6 de setembro de 2022

Distante da popularidade dos tempos de Lava Jato, ex-juiz amarga desvantagem até em disputa por vaga ao Senado. Campanha reforça antipetismo e tenta se reaproximar de Bolsonaro, de olho em eleitores da direita.

Sergio Moro
Sergio Moro acumulou reveses nos últimos três anos e agora enfrenta dificuldades para vencer pleito até mesmo no ParanáFoto: Silvia Izquierdo/picture- alliance/AP Photo

Em novembro de 2021, quando ensaiou o lançamento da sua pré-candidatura à Presidência, Sergio Moro foi saudado por aliados e alguns setores da imprensa brasileira ainda nostálgicos dos anos bombásticos da Lava Jato como uma figura que poderia romper com a "polarização" entre o social-democrata Luiz Inácio Lula da Silva e o presidente de extrema direita Jair Bolsonaro. 

No auge da operação Lava Jato, o então juiz chegou a atingir níveis de aprovação nacional superiores a 60%. Em seu primeiro ano como ministro da Justiça, sua popularidade ultrapassava a do próprio presidente Bolsonaro.

No entanto, pouco menos de um ano depois do anúncio da sua pré-candidatura à Presidência, Moro não só viu sua ambição de chegar ao Planalto naufragar sem nunca ter deslanchado nas pesquisas, como também enfrenta dificuldades até para conquistar o que poderia ser seu último prêmio de consolação para se manter na política: uma cadeira no Senado pelo Paraná, estado tradicionalmente conservador e que foi o berço da Lava Jato.

Esse é só o mais recente de uma série de reveses que Moro sofreu nos últimos três anos, que também incluíram as revelações da "Vaza Jato", a saída tumultuada do governo Bolsonaro, a anulação de casos da operação e o reconhecimento da suspeição do ex-juiz para julgar Lula.

A última pesquisa Ipec (antigo Ibope) no Paraná aponta que Moro está 11 pontos atrás do atual senador Alvaro Dias (Podemos), um antigo aliado do ex-ministro e que busca um quarto mandato consecutivo.
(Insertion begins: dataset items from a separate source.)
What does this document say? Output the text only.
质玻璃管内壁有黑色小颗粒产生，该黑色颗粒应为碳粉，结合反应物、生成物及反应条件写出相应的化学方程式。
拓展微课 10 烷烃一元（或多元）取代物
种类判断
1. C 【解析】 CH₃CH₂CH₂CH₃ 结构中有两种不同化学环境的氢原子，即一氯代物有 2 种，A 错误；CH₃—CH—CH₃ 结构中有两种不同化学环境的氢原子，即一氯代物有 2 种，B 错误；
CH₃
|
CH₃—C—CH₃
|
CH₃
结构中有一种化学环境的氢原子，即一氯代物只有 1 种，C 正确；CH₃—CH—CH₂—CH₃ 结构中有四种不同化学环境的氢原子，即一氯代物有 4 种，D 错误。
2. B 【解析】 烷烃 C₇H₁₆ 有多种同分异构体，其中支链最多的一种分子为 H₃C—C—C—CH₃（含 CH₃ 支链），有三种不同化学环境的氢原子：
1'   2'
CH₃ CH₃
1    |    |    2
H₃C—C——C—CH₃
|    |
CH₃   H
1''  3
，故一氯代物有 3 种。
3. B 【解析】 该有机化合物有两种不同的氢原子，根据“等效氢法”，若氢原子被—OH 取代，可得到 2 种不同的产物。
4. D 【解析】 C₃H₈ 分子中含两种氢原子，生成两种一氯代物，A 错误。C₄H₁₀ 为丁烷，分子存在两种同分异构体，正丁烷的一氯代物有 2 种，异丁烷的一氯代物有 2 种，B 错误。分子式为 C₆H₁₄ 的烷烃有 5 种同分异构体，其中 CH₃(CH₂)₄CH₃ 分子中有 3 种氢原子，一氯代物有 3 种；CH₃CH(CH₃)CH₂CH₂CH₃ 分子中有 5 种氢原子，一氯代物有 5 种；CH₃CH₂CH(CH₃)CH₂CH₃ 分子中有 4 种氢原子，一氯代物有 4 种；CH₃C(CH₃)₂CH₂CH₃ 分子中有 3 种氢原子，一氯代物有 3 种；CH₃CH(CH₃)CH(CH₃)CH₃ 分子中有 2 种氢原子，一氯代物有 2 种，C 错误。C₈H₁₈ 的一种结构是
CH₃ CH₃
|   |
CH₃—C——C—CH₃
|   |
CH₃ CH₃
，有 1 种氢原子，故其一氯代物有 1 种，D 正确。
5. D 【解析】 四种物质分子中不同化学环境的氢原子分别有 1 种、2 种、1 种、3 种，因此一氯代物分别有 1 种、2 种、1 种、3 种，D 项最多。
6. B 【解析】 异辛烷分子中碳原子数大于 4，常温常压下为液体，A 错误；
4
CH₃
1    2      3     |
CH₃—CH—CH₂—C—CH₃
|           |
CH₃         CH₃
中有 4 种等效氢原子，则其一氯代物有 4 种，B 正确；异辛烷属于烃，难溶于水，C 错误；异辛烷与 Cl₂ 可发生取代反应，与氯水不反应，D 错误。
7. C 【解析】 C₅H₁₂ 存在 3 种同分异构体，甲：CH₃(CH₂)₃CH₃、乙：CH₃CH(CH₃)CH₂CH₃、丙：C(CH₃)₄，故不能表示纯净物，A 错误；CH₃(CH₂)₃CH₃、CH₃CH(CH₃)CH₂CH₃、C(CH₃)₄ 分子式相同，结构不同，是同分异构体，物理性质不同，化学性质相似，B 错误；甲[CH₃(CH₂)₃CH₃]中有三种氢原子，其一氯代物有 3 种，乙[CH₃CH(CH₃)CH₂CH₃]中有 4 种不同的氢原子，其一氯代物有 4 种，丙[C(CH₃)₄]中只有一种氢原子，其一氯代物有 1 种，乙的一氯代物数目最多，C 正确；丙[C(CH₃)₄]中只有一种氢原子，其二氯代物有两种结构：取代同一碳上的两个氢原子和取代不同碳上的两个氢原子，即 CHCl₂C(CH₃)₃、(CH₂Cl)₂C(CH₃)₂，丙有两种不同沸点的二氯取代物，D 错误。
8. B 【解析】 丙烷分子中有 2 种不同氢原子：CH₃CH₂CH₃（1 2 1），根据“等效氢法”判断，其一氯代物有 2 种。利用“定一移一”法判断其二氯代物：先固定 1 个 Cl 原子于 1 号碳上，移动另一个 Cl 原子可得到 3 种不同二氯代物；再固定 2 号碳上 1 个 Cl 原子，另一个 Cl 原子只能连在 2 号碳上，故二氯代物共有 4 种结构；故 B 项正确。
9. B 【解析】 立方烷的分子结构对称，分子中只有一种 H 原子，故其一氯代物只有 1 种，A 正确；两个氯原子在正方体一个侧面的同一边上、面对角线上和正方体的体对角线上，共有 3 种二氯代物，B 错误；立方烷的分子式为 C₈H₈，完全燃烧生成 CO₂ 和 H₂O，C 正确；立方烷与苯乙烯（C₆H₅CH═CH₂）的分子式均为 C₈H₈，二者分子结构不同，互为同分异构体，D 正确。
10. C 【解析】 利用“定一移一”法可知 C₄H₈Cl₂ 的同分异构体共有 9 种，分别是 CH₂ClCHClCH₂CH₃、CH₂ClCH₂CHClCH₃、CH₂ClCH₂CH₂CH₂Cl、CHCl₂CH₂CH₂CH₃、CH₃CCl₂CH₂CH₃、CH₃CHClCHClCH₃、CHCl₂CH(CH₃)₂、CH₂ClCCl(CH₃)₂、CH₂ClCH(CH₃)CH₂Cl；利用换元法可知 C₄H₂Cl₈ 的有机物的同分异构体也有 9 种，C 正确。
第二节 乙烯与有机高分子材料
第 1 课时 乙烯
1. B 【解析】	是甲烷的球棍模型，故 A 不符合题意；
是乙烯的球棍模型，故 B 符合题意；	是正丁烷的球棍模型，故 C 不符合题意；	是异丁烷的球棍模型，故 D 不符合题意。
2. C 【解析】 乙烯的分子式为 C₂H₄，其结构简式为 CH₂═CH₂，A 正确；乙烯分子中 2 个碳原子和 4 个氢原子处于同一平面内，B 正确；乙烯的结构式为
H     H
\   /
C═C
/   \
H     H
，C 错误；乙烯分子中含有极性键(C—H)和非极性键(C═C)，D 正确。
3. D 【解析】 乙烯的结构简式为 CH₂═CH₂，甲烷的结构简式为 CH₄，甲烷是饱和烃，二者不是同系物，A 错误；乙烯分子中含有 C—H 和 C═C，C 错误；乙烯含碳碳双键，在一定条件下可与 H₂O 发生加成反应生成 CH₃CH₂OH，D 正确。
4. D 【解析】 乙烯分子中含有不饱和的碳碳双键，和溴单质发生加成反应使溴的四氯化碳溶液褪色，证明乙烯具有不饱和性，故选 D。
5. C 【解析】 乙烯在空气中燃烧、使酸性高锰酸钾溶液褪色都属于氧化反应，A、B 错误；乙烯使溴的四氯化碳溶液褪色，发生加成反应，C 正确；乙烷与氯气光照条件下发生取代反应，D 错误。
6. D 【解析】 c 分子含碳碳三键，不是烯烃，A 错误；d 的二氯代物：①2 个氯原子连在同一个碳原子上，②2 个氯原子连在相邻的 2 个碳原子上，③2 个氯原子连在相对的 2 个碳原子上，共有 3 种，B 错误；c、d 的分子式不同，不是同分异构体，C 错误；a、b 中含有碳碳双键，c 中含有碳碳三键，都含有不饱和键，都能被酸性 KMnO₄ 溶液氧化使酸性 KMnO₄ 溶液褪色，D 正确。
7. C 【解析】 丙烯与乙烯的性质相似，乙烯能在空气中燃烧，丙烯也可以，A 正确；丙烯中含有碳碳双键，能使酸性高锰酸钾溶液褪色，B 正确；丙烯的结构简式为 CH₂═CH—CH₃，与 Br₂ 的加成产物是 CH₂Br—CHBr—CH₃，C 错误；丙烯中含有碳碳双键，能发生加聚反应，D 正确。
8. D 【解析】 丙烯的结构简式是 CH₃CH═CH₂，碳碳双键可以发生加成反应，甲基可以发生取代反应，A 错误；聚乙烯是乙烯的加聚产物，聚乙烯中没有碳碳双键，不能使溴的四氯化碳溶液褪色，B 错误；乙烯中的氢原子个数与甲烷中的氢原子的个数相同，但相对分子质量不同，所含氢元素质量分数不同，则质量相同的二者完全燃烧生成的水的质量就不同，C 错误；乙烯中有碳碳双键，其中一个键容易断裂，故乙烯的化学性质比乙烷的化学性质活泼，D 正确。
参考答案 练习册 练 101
Dias, um político veterano que entre 2014 e 2018 colou sua imagem à Lava Jato, conta com 35% das intenções de voto, contra 24% do ex-juiz natural de Maringá.

Num sinal do isolamento de Moro em seu próprio estado natal, até mesmo o ex-procurador Deltan Dallagnol, que concorre a uma vaga de deputado federal, declarou apoio a Alvaro Dias, seu colega de partido. "Precisamos de mais pessoas como Alvaro Dias na política", disse Dallagnol em um vídeo.

O mesmo aconteceu recentemente com velhos aliados, como o senador Eduardo Girão (Podemos-CE), que foi um dos entusiastas da candidatura presidencial de Moro, e o ex-procurador-geral da República Rodrigo Janot. Ambos também gravaram vídeos de apoio a Dias. Sem laços com as elites políticas do estado, Moro ainda tem visto diversos prefeitos de cidades importantes do Paraná declararem apoio à reeleição do seu rival.

A desvantagem na pesquisa não é o único problema enfrentado pelo ex-ministro. Após ver sua pré-candidatura à Presidência ser limada e acabar barrado de disputar cargos eletivos em São Paulo por irregularidades na transferência do seu domicílio eleitoral, o ex-juiz, que se notabilizou por ordenar operações estrondosas contra investigados da Lava Jato, tornou-se alvo de uma ordem de busca e apreensão. No último fim de semana, foi a vez de membros da Justiça Eleitoral baterem na porta do apartamento de Moro em Curitiba pela manhã, após uma denúncia de irregularidades na confecção de santinhos de campanha.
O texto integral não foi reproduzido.